Weather and climate variations on subseasonal to decadal time scales can have enormous social, economic, and environmental impacts, making skillful predictions on these time scales a valuable tool ...for decision-makers. As such, there is a growing interest in the scientific, operational, and applications communities in developing forecasts to improve our foreknowledge of extreme events. On subseasonal to seasonal (S2S) time scales, these include high-impact meteorological events such as tropical cyclones, extratropical storms, floods, droughts, and heat and cold waves. On seasonal to decadal (S2D) time scales, while the focus broadly remains similar (e.g., on precipitation, surface and upper-ocean temperatures, and their effects on the probabilities of high-impact meteorological events), understanding the roles of internal variability and externally forced variability such as anthropogenic warming in forecasts also becomes important. The S2S and S2D communities share common scientific and technical challenges. These include forecast initialization and ensemble generation; initialization shock and drift; understanding the onset of model systematic errors; bias correction, calibration, and forecast quality assessment; model resolution; atmosphere–ocean coupling; sources and expectations for predictability; and linking research, operational forecasting, and end-user needs.
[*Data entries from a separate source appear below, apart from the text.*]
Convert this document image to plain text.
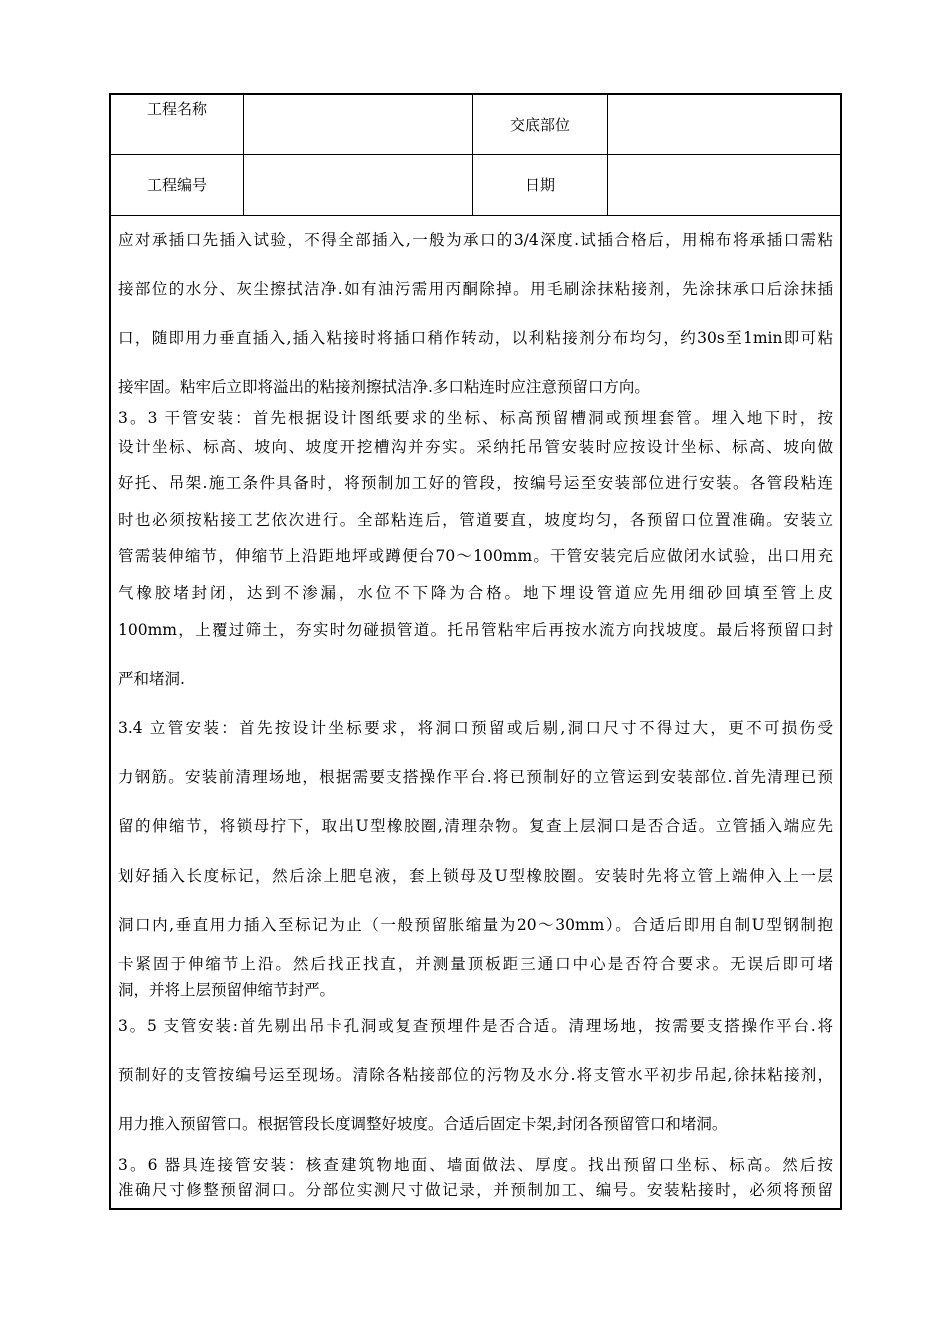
工程名称
交底部位
工程编号	日期
应对承插口先插入试验，不得全部插入,一般为承口的3/4深度.试插合格后，用棉布将承插口需粘
接部位的水分、灰尘擦拭洁净.如有油污需用丙酮除掉。用毛刷涂抹粘接剂，先涂抹承口后涂抹插
口，随即用力垂直插入,插入粘接时将插口稍作转动，以利粘接剂分布均匀，约30s至1min即可粘
接牢固。粘牢后立即将溢出的粘接剂擦拭洁净.多口粘连时应注意预留口方向。
3。3 干管安装：首先根据设计图纸要求的坐标、标高预留槽洞或预埋套管。埋入地下时，按
设计坐标、标高、坡向、坡度开挖槽沟并夯实。采纳托吊管安装时应按设计坐标、标高、坡向做
好托、吊架.施工条件具备时，将预制加工好的管段，按编号运至安装部位进行安装。各管段粘连
时也必须按粘接工艺依次进行。全部粘连后，管道要直，坡度均匀，各预留口位置准确。安装立
管需装伸缩节，伸缩节上沿距地坪或蹲便台70～100mm。干管安装完后应做闭水试验，出口用充
气橡胶堵封闭，达到不渗漏，水位不下降为合格。地下埋设管道应先用细砂回填至管上皮
100mm，上覆过筛土，夯实时勿碰损管道。托吊管粘牢后再按水流方向找坡度。最后将预留口封
严和堵洞.
3.4 立管安装：首先按设计坐标要求，将洞口预留或后剔,洞口尺寸不得过大，更不可损伤受
力钢筋。安装前清理场地，根据需要支搭操作平台.将已预制好的立管运到安装部位.首先清理已预
留的伸缩节，将锁母拧下，取出U型橡胶圈,清理杂物。复查上层洞口是否合适。立管插入端应先
划好插入长度标记，然后涂上肥皂液，套上锁母及U型橡胶圈。安装时先将立管上端伸入上一层
洞口内,垂直用力插入至标记为止（一般预留胀缩量为20～30mm）。合适后即用自制U型钢制抱
卡紧固于伸缩节上沿。然后找正找直，并测量顶板距三通口中心是否符合要求。无误后即可堵
洞，并将上层预留伸缩节封严。
3。5 支管安装:首先剔出吊卡孔洞或复查预埋件是否合适。清理场地，按需要支搭操作平台.将
预制好的支管按编号运至现场。清除各粘接部位的污物及水分.将支管水平初步吊起,徐抹粘接剂，
用力推入预留管口。根据管段长度调整好坡度。合适后固定卡架,封闭各预留管口和堵洞。
3。6 器具连接管安装：核查建筑物地面、墙面做法、厚度。找出预留口坐标、标高。然后按
准确尺寸修整预留洞口。分部位实测尺寸做记录，并预制加工、编号。安装粘接时，必须将预留
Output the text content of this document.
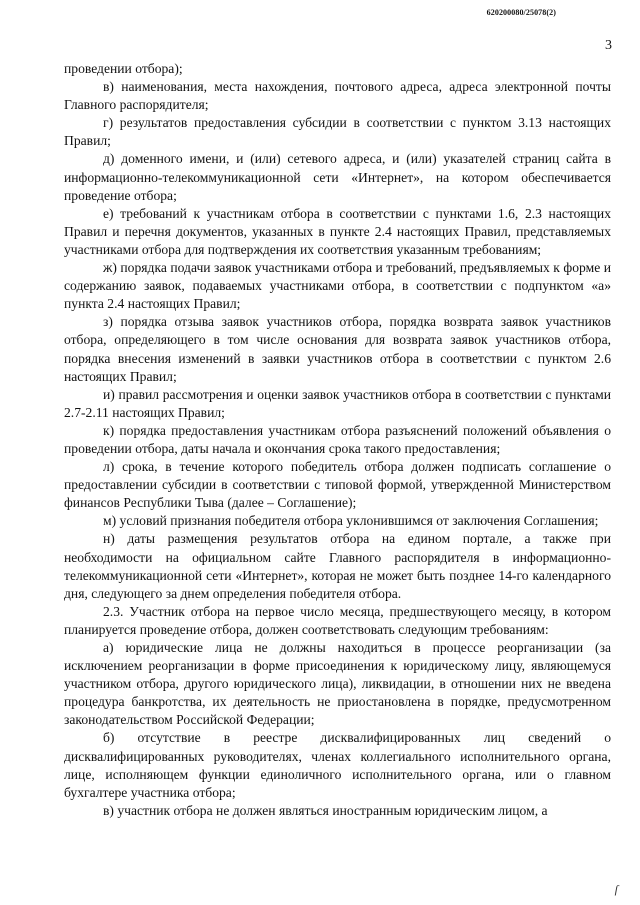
620200080/25078(2)
3

проведении отбора);

в) наименования, места нахождения, почтового адреса, адреса электронной почты Главного распорядителя;

г) результатов предоставления субсидии в соответствии с пунктом 3.13 настоящих Правил;

д) доменного имени, и (или) сетевого адреса, и (или) указателей страниц сайта в информационно-телекоммуникационной сети «Интернет», на котором обеспечивается проведение отбора;

е) требований к участникам отбора в соответствии с пунктами 1.6, 2.3 настоящих Правил и перечня документов, указанных в пункте 2.4 настоящих Правил, представляемых участниками отбора для подтверждения их соответствия указанным требованиям;

ж) порядка подачи заявок участниками отбора и требований, предъявляемых к форме и содержанию заявок, подаваемых участниками отбора, в соответствии с подпунктом «а» пункта 2.4 настоящих Правил;

з) порядка отзыва заявок участников отбора, порядка возврата заявок участников отбора, определяющего в том числе основания для возврата заявок участников отбора, порядка внесения изменений в заявки участников отбора в соответствии с пунктом 2.6 настоящих Правил;

и) правил рассмотрения и оценки заявок участников отбора в соответствии с пунктами 2.7-2.11 настоящих Правил;

к) порядка предоставления участникам отбора разъяснений положений объявления о проведении отбора, даты начала и окончания срока такого предоставления;

л) срока, в течение которого победитель отбора должен подписать соглашение о предоставлении субсидии в соответствии с типовой формой, утвержденной Министерством финансов Республики Тыва (далее – Соглашение);

м) условий признания победителя отбора уклонившимся от заключения Соглашения;

н) даты размещения результатов отбора на едином портале, а также при необходимости на официальном сайте Главного распорядителя в информационно-телекоммуникационной сети «Интернет», которая не может быть позднее 14-го календарного дня, следующего за днем определения победителя отбора.

2.3. Участник отбора на первое число месяца, предшествующего месяцу, в котором планируется проведение отбора, должен соответствовать следующим требованиям:

а) юридические лица не должны находиться в процессе реорганизации (за исключением реорганизации в форме присоединения к юридическому лицу, являющемуся участником отбора, другого юридического лица), ликвидации, в отношении них не введена процедура банкротства, их деятельность не приостановлена в порядке, предусмотренном законодательством Российской Федерации;

б) отсутствие в реестре дисквалифицированных лиц сведений о дисквалифицированных руководителях, членах коллегиального исполнительного органа, лице, исполняющем функции единоличного исполнительного органа, или о главном бухгалтере участника отбора;

в) участник отбора не должен являться иностранным юридическим лицом, а

ſ
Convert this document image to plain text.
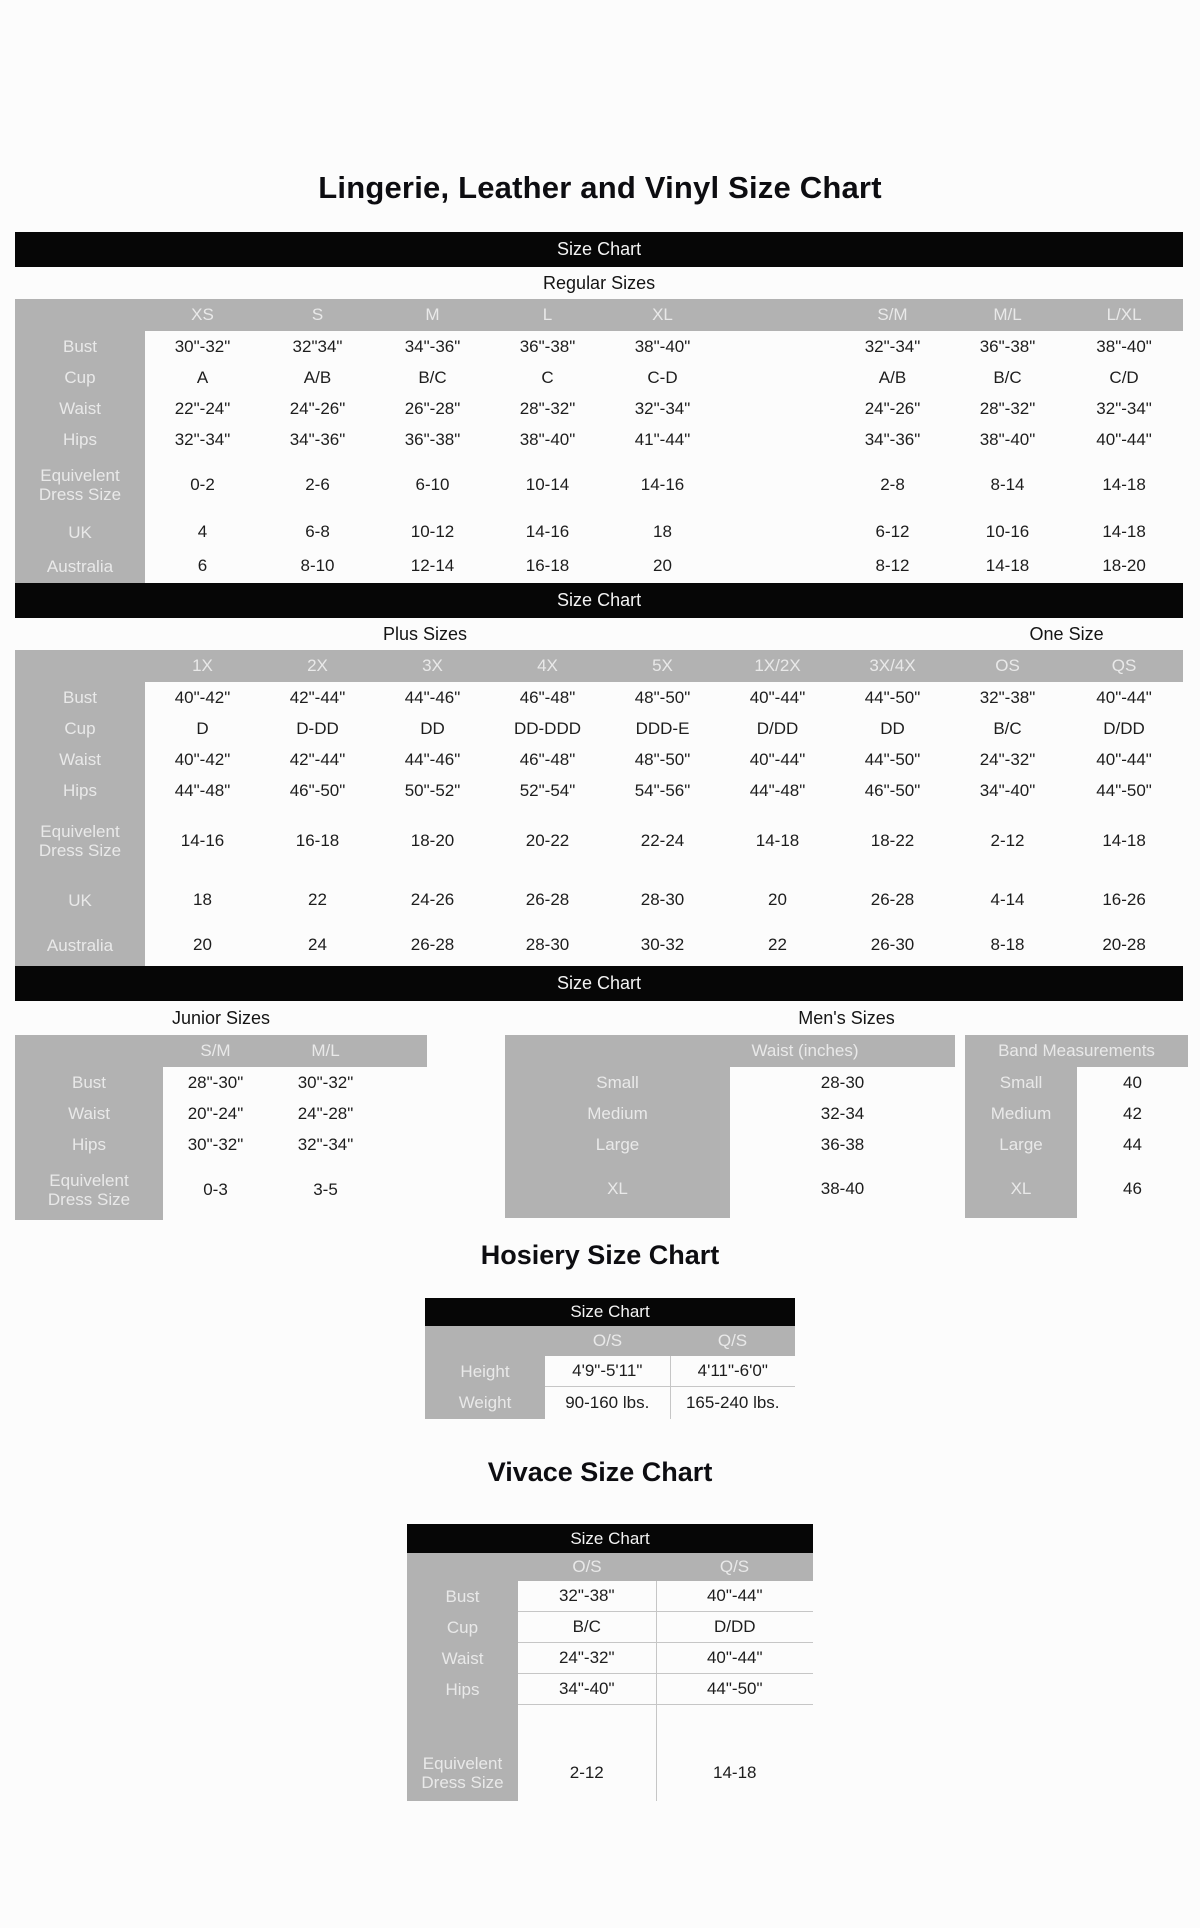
Lingerie, Leather and Vinyl Size Chart
Size Chart									
Regular Sizes									
	XS	S	M	L	XL		S/M	M/L	L/XL
Bust	30"-32"	32"34"	34"-36"	36"-38"	38"-40"		32"-34"	36"-38"	38"-40"
Cup	A	A/B	B/C	C	C-D		A/B	B/C	C/D
Waist	22"-24"	24"-26"	26"-28"	28"-32"	32"-34"		24"-26"	28"-32"	32"-34"
Hips	32"-34"	34"-36"	36"-38"	38"-40"	41"-44"		34"-36"	38"-40"	40"-44"
Equivelent Dress Size	0-2	2-6	6-10	10-14	14-16		2-8	8-14	14-18
UK	4	6-8	10-12	14-16	18		6-12	10-16	14-18
Australia	6	8-10	12-14	16-18	20		8-12	14-18	18-20
Size Chart									
Plus Sizes								One Size	
	1X	2X	3X	4X	5X	1X/2X	3X/4X	OS	QS
Bust	40"-42"	42"-44"	44"-46"	46"-48"	48"-50"	40"-44"	44"-50"	32"-38"	40"-44"
Cup	D	D-DD	DD	DD-DDD	DDD-E	D/DD	DD	B/C	D/DD
Waist	40"-42"	42"-44"	44"-46"	46"-48"	48"-50"	40"-44"	44"-50"	24"-32"	40"-44"
Hips	44"-48"	46"-50"	50"-52"	52"-54"	54"-56"	44"-48"	46"-50"	34"-40"	44"-50"
Equivelent Dress Size	14-16	16-18	18-20	20-22	22-24	14-18	18-22	2-12	14-18
UK	18	22	24-26	26-28	28-30	20	26-28	4-14	16-26
Australia	20	24	26-28	28-30	30-32	22	26-30	8-18	20-28
Size Chart
Junior Sizes	Men's Sizes
	S/M	M/L	
Bust	28"-30"	30"-32"	
Waist	20"-24"	24"-28"	
Hips	30"-32"	32"-34"	
Equivelent Dress Size	0-3	3-5	
Waist (inches)	Band Measurements
Small	28-30	Small	40
Medium	32-34	Medium	42
Large	36-38	Large	44
XL	38-40	XL	46
Hosiery Size Chart
Size Chart		
	O/S	Q/S
Height	4'9"-5'11"	4'11"-6'0"
Weight	90-160 lbs.	165-240 lbs.
Vivace Size Chart
Size Chart		
	O/S	Q/S
Bust	32"-38"	40"-44"
Cup	B/C	D/DD
Waist	24"-32"	40"-44"
Hips	34"-40"	44"-50"

Equivelent Dress Size	2-12	14-18
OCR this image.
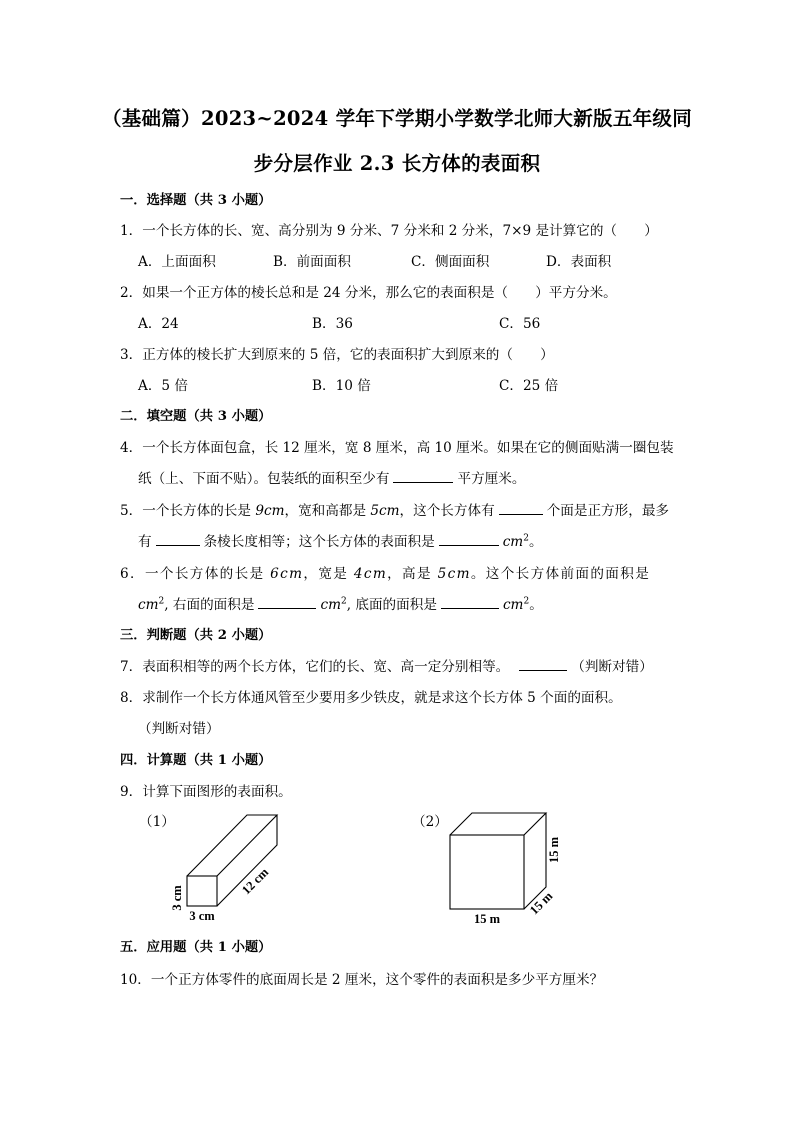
（基础篇）2023~2024 学年下学期小学数学北师大新版五年级同
步分层作业 2.3 长方体的表面积
一．选择题（共 3 小题）
1．一个长方体的长、宽、高分别为 9 分米、7 分米和 2 分米，7×9 是计算它的（　　）
A．上面面积	B．前面面积	C．侧面面积	D．表面积
2．如果一个正方体的棱长总和是 24 分米，那么它的表面积是（　　）平方分米。
A．24	B．36	C．56
3．正方体的棱长扩大到原来的 5 倍，它的表面积扩大到原来的（　　）
A．5 倍	B．10 倍	C．25 倍
二．填空题（共 3 小题）
4．一个长方体面包盒，长 12 厘米，宽 8 厘米，高 10 厘米。如果在它的侧面贴满一圈包装
纸（上、下面不贴）。包装纸的面积至少有	平方厘米。
5．一个长方体的长是 9cm，宽和高都是 5cm，这个长方体有	个面是正方形，最多
有	条棱长度相等；这个长方体的表面积是	$cm^2$。
6．一个长方体的长是 6cm，宽是 4cm，高是 5cm。这个长方体前面的面积是
$cm^2$, 右面的面积是	$cm^2$, 底面的面积是	$cm^2$。
三．判断题（共 2 小题）
7．表面积相等的两个长方体，它们的长、宽、高一定分别相等。	（判断对错）
8．求制作一个长方体通风管至少要用多少铁皮，就是求这个长方体 5 个面的面积。
（判断对错）
四．计算题（共 1 小题）
9．计算下面图形的表面积。
（1）
3 cm
3 cm
12 cm
（2）
15 m
15 m
15 m
五．应用题（共 1 小题）
10．一个正方体零件的底面周长是 2 厘米，这个零件的表面积是多少平方厘米？
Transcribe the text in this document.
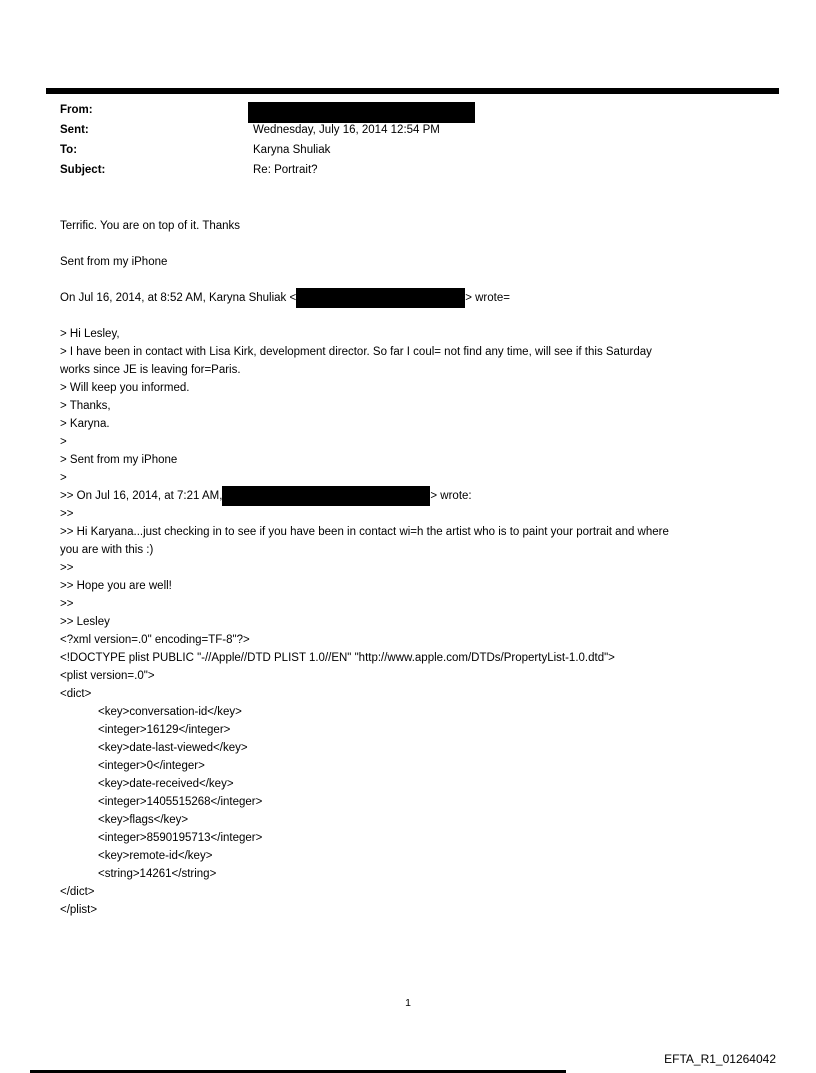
From:
Sent:	Wednesday, July 16, 2014 12:54 PM
To:	Karyna Shuliak
Subject:	Re: Portrait?
Terrific. You are on top of it. Thanks
Sent from my iPhone
On Jul 16, 2014, at 8:52 AM, Karyna Shuliak <	> wrote=
> Hi Lesley,
> I have been in contact with Lisa Kirk, development director. So far I coul= not find any time, will see if this Saturday
works since JE is leaving for=Paris.
> Will keep you informed.
> Thanks,
> Karyna.
>
> Sent from my iPhone
>
>> On Jul 16, 2014, at 7:21 AM,	> wrote:
>>
>> Hi Karyana...just checking in to see if you have been in contact wi=h the artist who is to paint your portrait and where
you are with this :)
>>
>> Hope you are well!
>>
>> Lesley
<?xml version=.0" encoding=TF-8"?>
<!DOCTYPE plist PUBLIC "-//Apple//DTD PLIST 1.0//EN" "http://www.apple.com/DTDs/PropertyList-1.0.dtd">
<plist version=.0">
<dict>
<key>conversation-id</key>
<integer>16129</integer>
<key>date-last-viewed</key>
<integer>0</integer>
<key>date-received</key>
<integer>1405515268</integer>
<key>flags</key>
<integer>8590195713</integer>
<key>remote-id</key>
<string>14261</string>
</dict>
</plist>
1
EFTA_R1_01264042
In September 2018 a coordinated pair of international conferences, framed by the above challenges, was organized jointly by the World Climate Research Programme (WCRP) and the World Weather Research Programme (WWRP). These conferences surveyed the state of S2S and S2D prediction, ongoing research, and future needs, providing an ideal basis for synthesizing current and emerging developments in these areas that promise to enhance future operational services. This article provides such a synthesis.